As you browse through the documents in the digital reading room it makes you feel as though you are in Africa with him. There is the handwritten itinerary, the route set out on a map of bygone days, lots of photographs, and then the diary of Chief Apostle Walter Schmidt. He only jotted down a few words, but they say a lot about how he experienced this trip.

Walter Schmidt was the first Chief Apostle to set foot on African soil. This was on the morning of 9 April 1965 in Johannesburg in South Africa. When he left the airplane he meticulously noted in his diary, “9.30 German time, 10.30 African time.”

Magnificent singing and many airmiles later

“Highlights: magnificent singing,” he jotted down after his first divine service in Africa on 11 April. Some 7,200 brothers and sisters had gathered in an ice rink in Johannesburg for this first service by a Chief Apostle on African soil. Another 2,700 had assembled in adjoining rooms. During the divine services that followed, brothers and sisters often sat on the floor because the brothers could not manage to cart enough chairs by for everyone.

“Port Elizabeth has five congregations with 3,188 members!” Chief Apostle Schmidt noted in his diary when he arrived in Port Elizabeth on 13 April. A day later, after the divine service, he wrote, “Many of the members had to drive 250 miles.” During his round-trip through South Africa, as well as to Zambia and Zimbabwe (then still Northern and Southern Rhodesia), he served more than 43,000 brothers and sisters and covered a total of 25,000 kilometres by airplane.

Deeply impressed

Many of his entries, like the one on 14 June in Port Elizabeth, come across as clinical and cool, “Special incident: fire in hotel room.” A day later, as he arrived in Cape Town, he jotted down, “Was greeted at the airport by 3,000 to 4,000 brothers and sisters.” His notes on an outing to Table Mountain were as dispassionate, “Ride up Table Mountain, altitude 833 m, length of cable 1,350 m.”

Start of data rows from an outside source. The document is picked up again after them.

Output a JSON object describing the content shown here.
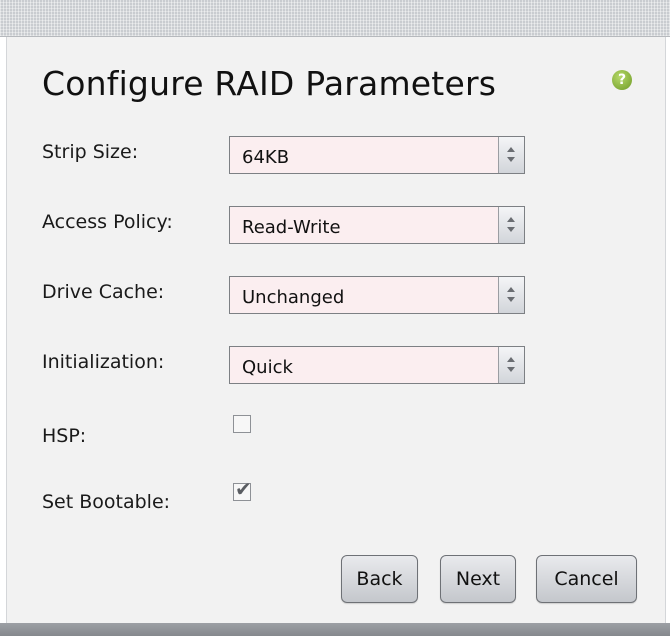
{
  "dialog": {
    "title": "Configure RAID Parameters",
    "help_symbol": "?"
  },
  "fields": {
    "strip_size": {
      "label": "Strip Size:",
      "value": "64KB"
    },
    "access_policy": {
      "label": "Access Policy:",
      "value": "Read-Write"
    },
    "drive_cache": {
      "label": "Drive Cache:",
      "value": "Unchanged"
    },
    "initialization": {
      "label": "Initialization:",
      "value": "Quick"
    },
    "hsp": {
      "label": "HSP:",
      "checked": false
    },
    "set_bootable": {
      "label": "Set Bootable:",
      "checked": true
    }
  },
  "buttons": {
    "back": "Back",
    "next": "Next",
    "cancel": "Cancel"
  },
  "colors": {
    "select_background": "#fbeef0",
    "help_icon": "#7fae2e",
    "panel_background": "#f2f2f2"
  }
}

But his journey through southern Africa left a huge impression on Chief Apostle Schmidt. “In South Africa, Rhodesia, and right on into Zambia landscapes unfolded before my eyes the likes of which you cannot see in Europe,” he wrote in an article for a German Church magazine in 1966. And about the people he wrote, “They love their country, their traditions and customs, and maintain their own lifestyle. Despite all poverty and humility they maintain their tribal dignity.”

The same belief and love

Chief Apostle Schmidt was 75 years old when he set out on this trip to Africa. It had been his wish “to serve my African brothers and sisters in person and get a first-hand look at the congregations, the state of their faith, and the living conditions,” it says in his biography. Chief Apostle Schmidt concluded, “At times it felt like I was back in the days of the early Church. There was a true sense: these are my brothers and sisters in Christ. Wherever I served I received confirmation: the same belief, the same love, one heart and one soul.”